Erythromycin is isolated from Streptomyces erythreus. The water solubility of erythromycin is limited, and the solution remains stable only when kept in the cold.

Mechanism of action

  • Bonds to 50 s subunit of bacterial ribosomes and inhibits bacterial protein synthesis by preventing attachment of aminoacyl transfer RNA to its acceptor site on ribosomes.
  • This prevents peptide bond formation by a peptidyl transferase.

Indication.

The antimicrobial spectrum is narrow,

  • Str. pyogenes and Str. pneumoniae, N.gonorrhoeae, Clostridia,
  • C. diphtheriae and Listeria,
  • Penicillin-resistant Staphylococci and Streptococci are now resistant to erythromycin also.
  • Gardnerella vaginalis and Mycoplasma are not affected by penicillin but are highly sensitive to erythromycin.

Resistance

  • Acquire the capacity to pump out the drug.
  • Resistant Enterobacteriaceae have been found to produce an erythromycin esterase hence resistance.
  • Alteration in the ribosomal binding site for erythromycin by a plasmid-encoded methylase enzyme by gram-positive bacteria.
  • All the above types of resistance are plasmid-mediated.
  • Change in the 50S ribosome by chromosomal mutation reduces the macrolide binding affinity in some gram-positive bacteria.
  • Bacteria that develop resistance to erythromycin are cross-resistant to other macrolides such as clindamycin.

Adverse effects

  • Gastrointestinal epigastric pain is experienced especially by children on oral ingestion.
  • Diarrhoea is occasional.
  • Reversible hearing impairment.
  • Hypersensitivity; rashes and fever.
  • Hepatitis with cholestatic jaundice resembling viral hepatitis and extrahepatic biliary obstruction occurs.
  • Ventricular arrhythmias with prolonged QT interval.
  • Stevens-Johnson and toxic epidermal necrolysis.

Drug interaction.

  • Interactions of Erythromycin inhibit the hepatic oxidation of many drugs. Ie.—rise in plasma levels of theophylline, carbamazepine, valproate, ergotamine and warfarin.
  • The clearance of zopiclone is reduced.

Clinical Uses

  • Alternative to penicillin in; Streptococcal pharyngitis, tonsillitis, mastoiditis and community-acquired respiratory infections caused by pneumococci and H. influenzae.
  • As a second choice drug in;

Campylobacter enteritis reduces the duration of diarrhoea and the presence of organisms in stools.

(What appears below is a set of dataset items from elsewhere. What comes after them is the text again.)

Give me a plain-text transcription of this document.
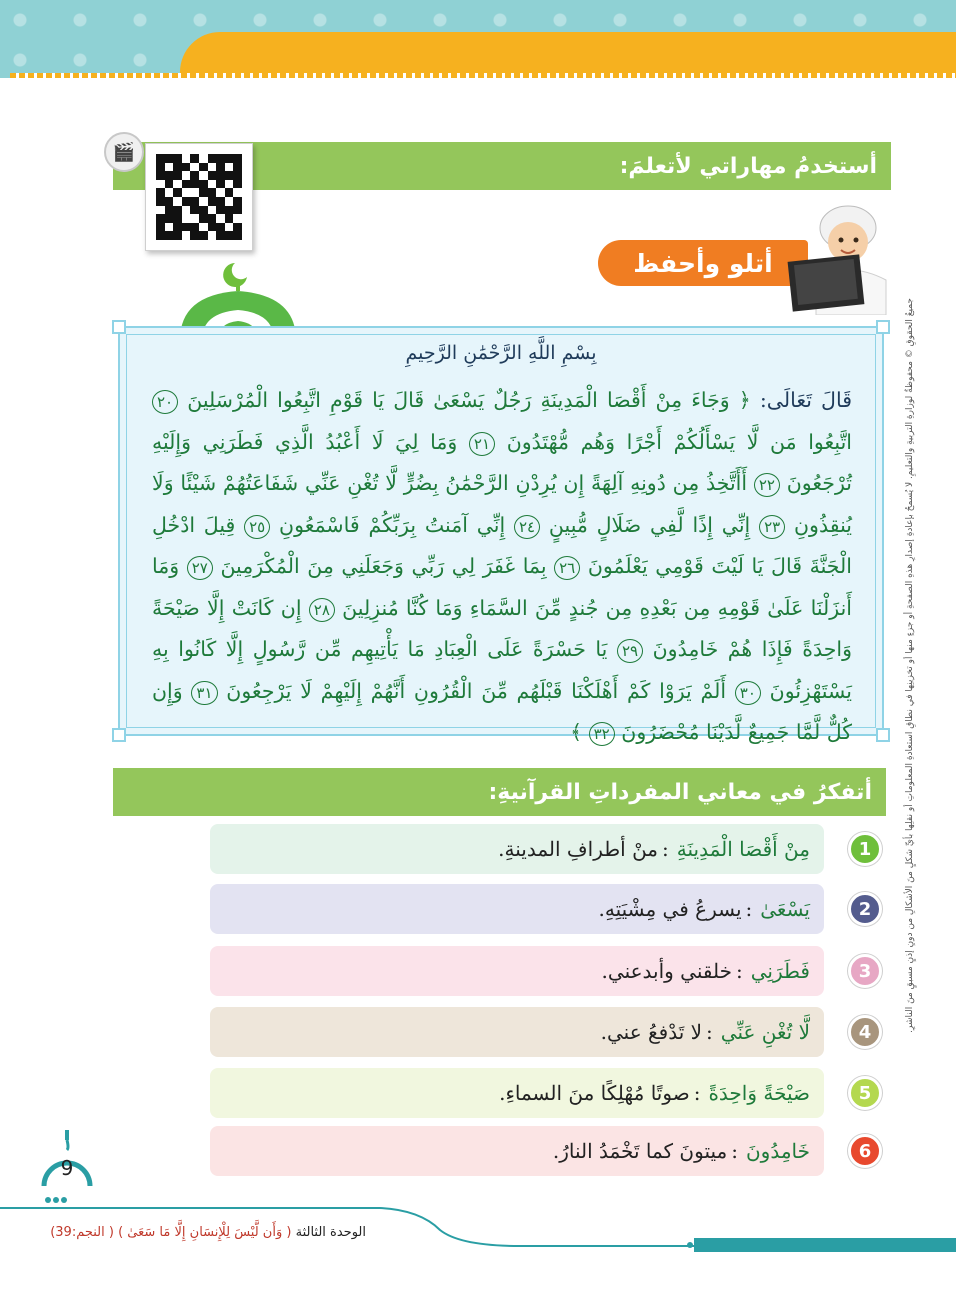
أستخدمُ مهاراتي لأتعلمَ:
🎬
أتلو وأحفظ
بِسْمِ اللَّهِ الرَّحْمَٰنِ الرَّحِيمِ
قَالَ تَعَالَى: ﴿ وَجَاءَ مِنْ أَقْصَا الْمَدِينَةِ رَجُلٌ يَسْعَىٰ قَالَ يَا قَوْمِ اتَّبِعُوا الْمُرْسَلِينَ ٢٠ اتَّبِعُوا مَن لَّا يَسْأَلُكُمْ أَجْرًا وَهُم مُّهْتَدُونَ ٢١ وَمَا لِيَ لَا أَعْبُدُ الَّذِي فَطَرَنِي وَإِلَيْهِ تُرْجَعُونَ ٢٢ أَأَتَّخِذُ مِن دُونِهِ آلِهَةً إِن يُرِدْنِ الرَّحْمَٰنُ بِضُرٍّ لَّا تُغْنِ عَنِّي شَفَاعَتُهُمْ شَيْئًا وَلَا يُنقِذُونِ ٢٣ إِنِّي إِذًا لَّفِي ضَلَالٍ مُّبِينٍ ٢٤ إِنِّي آمَنتُ بِرَبِّكُمْ فَاسْمَعُونِ ٢٥ قِيلَ ادْخُلِ الْجَنَّةَ قَالَ يَا لَيْتَ قَوْمِي يَعْلَمُونَ ٢٦ بِمَا غَفَرَ لِي رَبِّي وَجَعَلَنِي مِنَ الْمُكْرَمِينَ ٢٧ وَمَا أَنزَلْنَا عَلَىٰ قَوْمِهِ مِن بَعْدِهِ مِن جُندٍ مِّنَ السَّمَاءِ وَمَا كُنَّا مُنزِلِينَ ٢٨ إِن كَانَتْ إِلَّا صَيْحَةً وَاحِدَةً فَإِذَا هُمْ خَامِدُونَ ٢٩ يَا حَسْرَةً عَلَى الْعِبَادِ مَا يَأْتِيهِم مِّن رَّسُولٍ إِلَّا كَانُوا بِهِ يَسْتَهْزِئُونَ ٣٠ أَلَمْ يَرَوْا كَمْ أَهْلَكْنَا قَبْلَهُم مِّنَ الْقُرُونِ أَنَّهُمْ إِلَيْهِمْ لَا يَرْجِعُونَ ٣١ وَإِن كُلٌّ لَّمَّا جَمِيعٌ لَّدَيْنَا مُحْضَرُونَ ٣٢ ﴾
أتفكرُ في معاني المفرداتِ القرآنيةِ:
مِنْ أَقْصَا الْمَدِينَةِ
:
منْ أطرافِ المدينةِ.	1
يَسْعَىٰ
:
يسرعُ في مِشْيَتِهِ.	2
فَطَرَنِي
:
خلقني وأبدعني.	3
لَّا تُغْنِ عَنِّي
:
لا تَدْفعُ عني.	4
صَيْحَةً وَاحِدَةً
:
صوتًا مُهْلِكًا منَ السماءِ.	5
خَامِدُونَ
:
ميتونَ كما تَخْمَدُ النارُ.	6
جميعُ الحقوقِ © محفوظةٌ لوزارةِ التربيةِ والتعليمِ. لا يُسمحُ بإعادةِ إصدارِ هذهِ الصفحةِ أو جزءٍ منها أو تخزينِها في نطاقِ استعادةِ المعلوماتِ أو نقلِها بأيِّ شكلٍ منَ الأشكالِ من دونِ إذنٍ مسبقٍ منَ الناشرِ.
9
الوحدة الثالثة ( وَأَن لَّيْسَ لِلْإِنسَانِ إِلَّا مَا سَعَىٰ ) ( النجم:39)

Legionnaires’ pneumonia: 3-week erythromycin treatment is effective.

Chlamydia trachomatis infection of urogenital tract.

√ Penicillin-resistant Staphylococcal infections.

Dosage.

  • 250–500 mg 6 hourly (max. 4 g/day), children 30–60 mg/kg/day.
  • Erythromycin (base): ERYSAFE 250, mg tablets, EROMED 333 mg tablets 125 mg/5 ml suspension.
  • Erythromycin stearate: ERYTHROCIN 250, 500 mg tab, 100 mg/5 ml suspension., 100 mg/ml pediatric. drops. ETROCIN, ERYSTER 250 mg tablets, 100 mg/5 ml dry syrup.
  • Erythromycin estolate (lauryl sulphate) is relatively acid-stable and better absorbed after oral administration.